Tim Draper’s idea. It will be an initiative on the ballot in November. Then Congress would have to approve it, of course, and admit six new states (each with two Senators) to the Union.
The proposed map makes no sense to me: To begin with, if we’re going to go down this road, then every metropolitan area should be one state; but this map divides the San Francisco metro area between Silicon Valley and North California. And what sense does it make to put LA and San Diego in different states?!

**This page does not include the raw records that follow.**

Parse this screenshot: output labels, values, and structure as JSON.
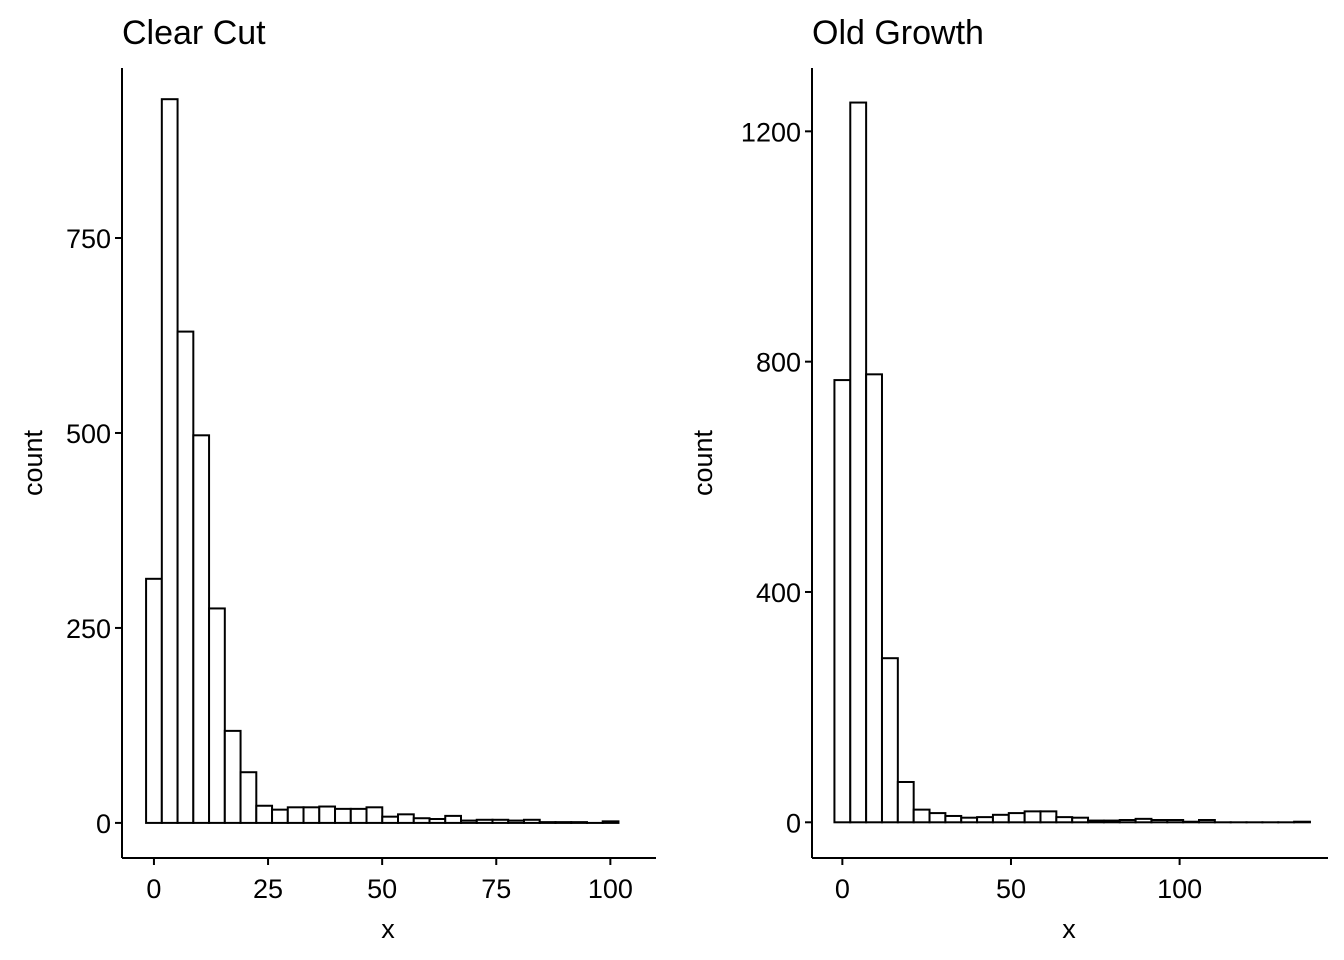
{
  "chart_data": [
    {
      "type": "bar",
      "title": "Clear Cut",
      "xlabel": "x",
      "ylabel": "count",
      "xlim": [
        -7,
        110
      ],
      "ylim": [
        -45,
        968
      ],
      "x_ticks": [
        0,
        25,
        50,
        75,
        100
      ],
      "x_tick_labels": [
        "0",
        "25",
        "50",
        "75",
        "100"
      ],
      "y_ticks": [
        0,
        250,
        500,
        750
      ],
      "y_tick_labels": [
        "0",
        "250",
        "500",
        "750"
      ],
      "bin_width": 3.45,
      "bin_centers": [
        0.0,
        3.45,
        6.9,
        10.35,
        13.8,
        17.25,
        20.7,
        24.15,
        27.6,
        31.05,
        34.5,
        37.95,
        41.4,
        44.85,
        48.3,
        51.75,
        55.2,
        58.65,
        62.1,
        65.55,
        69.0,
        72.45,
        75.9,
        79.35,
        82.8,
        86.25,
        89.7,
        93.15,
        96.6,
        100.05
      ],
      "values": [
        313,
        928,
        630,
        497,
        275,
        118,
        65,
        22,
        17,
        20,
        20,
        21,
        18,
        18,
        20,
        8,
        11,
        6,
        5,
        9,
        3,
        4,
        4,
        3,
        4,
        1,
        1,
        1,
        0,
        2
      ]
    },
    {
      "type": "bar",
      "title": "Old Growth",
      "xlabel": "x",
      "ylabel": "count",
      "xlim": [
        -9,
        144
      ],
      "ylim": [
        -62,
        1310
      ],
      "x_ticks": [
        0,
        50,
        100
      ],
      "x_tick_labels": [
        "0",
        "50",
        "100"
      ],
      "y_ticks": [
        0,
        400,
        800,
        1200
      ],
      "y_tick_labels": [
        "0",
        "400",
        "800",
        "1200"
      ],
      "bin_width": 4.7,
      "bin_centers": [
        0.0,
        4.7,
        9.4,
        14.1,
        18.8,
        23.5,
        28.2,
        32.9,
        37.6,
        42.3,
        47.0,
        51.7,
        56.4,
        61.1,
        65.8,
        70.5,
        75.2,
        79.9,
        84.6,
        89.3,
        94.0,
        98.7,
        103.4,
        108.1,
        112.8,
        117.5,
        122.2,
        126.9,
        131.6,
        136.3
      ],
      "values": [
        768,
        1250,
        778,
        285,
        70,
        22,
        16,
        11,
        8,
        9,
        13,
        16,
        19,
        19,
        9,
        8,
        3,
        3,
        4,
        6,
        4,
        4,
        1,
        4,
        0,
        0,
        0,
        0,
        0,
        1
      ]
    }
  ]
}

But, those are details. Draper’s point is that CA as one state is just too big to govern. Is he right? And how would subdividing it improve matters anyway?
Stan Delaplane suggested dividing California into 50 states. Vertically. Somehow, that one always worked for me.
As much as I love my home state, warts and all, it really is too big, and contains too many divergent zones and populations, to vote and manage as one entity. But this proposition stinks, like all blatantly self-serving R plans.
A North/South split at the county lines just north of Bakersfield makes enormous sense on every level.
This proposal would of course never pass Congress.
But nothing is stopping California from redividing into 6 super counties, with the overwhelming mass of legislation/spending transferred to these super-counties.
I had been trying to read up on this but there is so much counter-information, possibly due to different splits, that I am not sure how the state could be split and adequately represent their constituents.
Are there clear lines between rural/suburban in California?
I am not sure if there are clear lines between pure rural and suburban areas in California…
Would achieve nothing except further gridlock, since there is no level of ‘check and balance’ that would make these super-counties work together harmoniously. It would be like a pre-federal statehood battle: enough power and control to be an ass, without enough co-commitment and responsibility to find compromises.
But a single North/South split is long overdue. It doesn’t solve every single factional or population issue, but it pretty neatly divides the two major regions of population, land use, industry, political bent and - oh yeah - water.
No, Article IV expressly allows this sort of nonsense:
Setting aside Tim Draper’s desire to keep all of the riches of Silicon Valley for ourselves, the problem with California isn’t that it’s one state, it’s the initiative process (the whole six states thing being a perfect example).
Subdividing the state would not solve anything; eliminating the initiative process (something I’ve been advocating since I worked for the California legislature 30 years ago) might actually help.
I’ll be voting against it. I wouldn’t go for more than two states, with Monterey and North parts being Alta California and everything South to Baja being Southern California. I get the guy wants a more conservative US senate, but I can’t see the US senators diluting their power this much.
A few thoughts / responses:
LA is a very different place from Orange County and San Diego. It makes sense to separate them.
California has very different needs, interests, etc. The ability to influence Sacramento from any given county is difficult at best.
Draper really just wants Silicon Valley to be able to get more competitive with other states, especially with taxes. He wants to foster more competition among the California states as well.
California is also under-represented in the Senate for our population
Republicans in California are not represented at all at the State level due to the #s. This is their own fault due to the idiots that they have put up over time, plus changing demographics though.